やりたいこととやっていることを一致させる

やりたいこととやっていることの方向性を合わせること。

これが、何を始めるにしても一番最初に必要なことです。

しかし、このずれに気づいている人は驚くほど少ない。

なぜなら、自分ではなかなか見えないからです。

周りから見れば一目瞭然なのに、本人だけが気づいていない。

口では「変わりたい」と言いながら、昨日と同じ行動を繰り返している。

「本気です」と言いながら、基礎をやらない。

これは意志の弱さではありません。自分の現在地が見えていないだけです。

そして、この誤差が怖いのは、放っておくと取り返しがつかなくなることです。

ボタンの掛け違いと同じで、一番上のボタンを間違えた時点で、下に行くほどすべてがずれていく。
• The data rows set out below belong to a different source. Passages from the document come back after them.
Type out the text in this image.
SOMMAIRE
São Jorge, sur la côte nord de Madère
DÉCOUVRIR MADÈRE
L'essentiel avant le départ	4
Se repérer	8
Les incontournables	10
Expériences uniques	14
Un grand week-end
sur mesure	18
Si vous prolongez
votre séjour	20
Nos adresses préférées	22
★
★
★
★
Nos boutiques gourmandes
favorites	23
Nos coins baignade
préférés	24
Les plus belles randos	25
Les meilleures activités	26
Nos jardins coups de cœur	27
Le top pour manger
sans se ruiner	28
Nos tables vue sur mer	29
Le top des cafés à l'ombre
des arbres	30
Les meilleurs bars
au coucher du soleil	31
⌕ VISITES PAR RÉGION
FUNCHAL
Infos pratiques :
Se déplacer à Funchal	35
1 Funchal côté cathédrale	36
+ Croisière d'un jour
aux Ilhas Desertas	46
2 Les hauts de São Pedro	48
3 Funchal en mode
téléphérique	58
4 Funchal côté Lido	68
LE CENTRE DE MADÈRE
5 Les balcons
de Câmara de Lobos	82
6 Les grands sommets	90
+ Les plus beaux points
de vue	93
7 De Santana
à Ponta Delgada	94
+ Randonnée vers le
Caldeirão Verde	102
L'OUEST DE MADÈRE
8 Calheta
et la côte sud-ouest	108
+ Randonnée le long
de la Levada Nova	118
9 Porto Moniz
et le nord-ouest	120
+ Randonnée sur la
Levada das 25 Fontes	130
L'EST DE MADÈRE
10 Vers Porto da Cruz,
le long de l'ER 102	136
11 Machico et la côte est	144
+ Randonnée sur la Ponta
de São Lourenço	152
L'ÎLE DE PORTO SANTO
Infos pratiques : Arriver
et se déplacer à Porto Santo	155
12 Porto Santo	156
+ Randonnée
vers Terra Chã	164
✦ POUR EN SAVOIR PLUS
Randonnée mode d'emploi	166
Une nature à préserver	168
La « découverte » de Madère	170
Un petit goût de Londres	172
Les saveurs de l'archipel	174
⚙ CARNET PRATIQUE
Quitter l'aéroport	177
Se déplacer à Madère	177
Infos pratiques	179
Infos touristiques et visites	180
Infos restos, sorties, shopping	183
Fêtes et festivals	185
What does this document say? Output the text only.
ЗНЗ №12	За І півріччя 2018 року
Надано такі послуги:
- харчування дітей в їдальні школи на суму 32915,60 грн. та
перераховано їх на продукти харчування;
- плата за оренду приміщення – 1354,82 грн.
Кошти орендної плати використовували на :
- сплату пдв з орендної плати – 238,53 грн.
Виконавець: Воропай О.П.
方向がずれたまま努力を積んでも、ずれた先に到達するだけです。

無駄な出力を増やしているだけなのです。

だからこそ、最初の段階で正確に合わせてもらう存在が必要になります。

ボタンを掛け違う前に、メンターに見てもらうこと。

自己流で何年も迷い続けるのか、正確な目を借りて最短で方向を一致させるのか。

この差は、時間が経てば経つほど広がります。

身体操作もまったく同じです。

体が行こうとしている方向と、思考で行こうとしている方向が合っていない。

頭では「力を抜きたい」と思っているのに、肩も背中もガチガチに固まっている。

これが力みの正体であり、出力が分散する原因です。

しかし、一度この方向が合うと、なかなか外れません。

骨と肚で立ち、身体のOSが書き換わった瞬間、思考と身体が同じ方向を向く。

力んで保つ姿勢は疲れたら崩れますが、骨格と重力が一致した状態には、崩れる理由がないからです。

呼吸が深まっているかどうか。

それが、方向が合っているかどうかの最も正確な判定基準です。

呼吸は嘘をつけません。

やりたいこととやっていることを一致させる最初の一歩は、正確に見てもらうこと。

そして、正確に行うこと。

ここを飛ばして先に進んではいけません。

あなたの日常が、少しでも深く、芯のあるものになりますように。